Dark Companions, By Ramsey Campbell is a collection of 21 short stories which span the earlier years of this British author's writing career. Since Campbell is such a well known horror author now, it was interesting to see the origins of some of his concepts and the early evolution of his work. Many horror authors that are just beginning their craft might find benefit from this aspect of the anthology. How did a famous author begin his struggle to put the creatures lurking in his mind onto the page?
As for the anthology itself, Campbell has a strong sense of language and atmosphere. He takes the reader into places they would never volunteer to go in their real life. He also has a strong knack for making the mundane seem unnerving. One of his strengths is making a scene or situation menacing and scary without being forced to use a supernatural element. Sure, some of his stories do dip deeply into the impossible, but even with those he keep the reader wondering if it could just be a real occurrence that is making the character on edge.

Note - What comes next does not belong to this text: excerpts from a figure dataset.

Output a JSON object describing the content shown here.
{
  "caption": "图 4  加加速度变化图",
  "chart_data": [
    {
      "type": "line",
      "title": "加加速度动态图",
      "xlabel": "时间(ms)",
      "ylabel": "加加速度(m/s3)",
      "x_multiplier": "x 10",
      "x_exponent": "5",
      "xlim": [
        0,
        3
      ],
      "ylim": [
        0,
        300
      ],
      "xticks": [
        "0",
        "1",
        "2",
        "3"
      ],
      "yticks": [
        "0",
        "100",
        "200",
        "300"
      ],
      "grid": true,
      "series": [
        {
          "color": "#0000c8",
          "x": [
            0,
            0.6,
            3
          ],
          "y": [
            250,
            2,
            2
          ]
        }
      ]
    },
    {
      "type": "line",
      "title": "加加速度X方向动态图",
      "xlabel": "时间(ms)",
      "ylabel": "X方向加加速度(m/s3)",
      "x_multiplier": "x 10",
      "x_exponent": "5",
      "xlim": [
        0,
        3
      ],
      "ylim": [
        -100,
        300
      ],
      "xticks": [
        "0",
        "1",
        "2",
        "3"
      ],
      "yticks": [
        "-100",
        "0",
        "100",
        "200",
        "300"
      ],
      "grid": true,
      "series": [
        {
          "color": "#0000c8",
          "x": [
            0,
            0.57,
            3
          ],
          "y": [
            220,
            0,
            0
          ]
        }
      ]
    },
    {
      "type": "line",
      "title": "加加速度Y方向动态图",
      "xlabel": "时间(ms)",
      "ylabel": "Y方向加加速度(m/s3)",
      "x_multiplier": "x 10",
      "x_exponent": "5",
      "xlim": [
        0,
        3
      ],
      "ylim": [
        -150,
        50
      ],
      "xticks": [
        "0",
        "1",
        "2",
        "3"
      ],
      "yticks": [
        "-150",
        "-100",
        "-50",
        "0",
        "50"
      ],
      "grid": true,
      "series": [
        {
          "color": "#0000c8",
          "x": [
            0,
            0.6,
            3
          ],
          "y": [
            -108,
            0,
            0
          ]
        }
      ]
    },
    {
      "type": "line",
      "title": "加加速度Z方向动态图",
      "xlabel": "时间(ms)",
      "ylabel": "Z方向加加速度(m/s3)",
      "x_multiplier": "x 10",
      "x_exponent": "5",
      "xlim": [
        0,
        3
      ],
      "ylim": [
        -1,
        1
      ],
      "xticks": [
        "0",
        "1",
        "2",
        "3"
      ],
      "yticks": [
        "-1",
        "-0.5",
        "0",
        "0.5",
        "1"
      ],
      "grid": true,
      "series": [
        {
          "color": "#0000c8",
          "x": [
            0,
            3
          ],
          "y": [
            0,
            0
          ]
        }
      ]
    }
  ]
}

Again, Campbell would be a good influence of any writer that seeks to keep his horror more grounded in reality and readers that like their horror that way too. I remember letting a nurse beta-read my first Jack Primus story. She loved the mood and the story until he fought a monster and then she lost interest. For her, only things that could really happen were scary. Campbell is one of the giants in that style.
Drawbacks could include that although the stories stands alone well and would have been enjoyed in any multi-author horror anthology, when read back to back some of the stories have similar feels and themes. Also for me, I tend to like a bit more terror in my tales and maybe some supernatural horrors, which again he doesn't bring to play as quickly as other authors.
This is a strong anthology that all Campbell fans will devour. Fans of more subtle horror will also find this to their liking.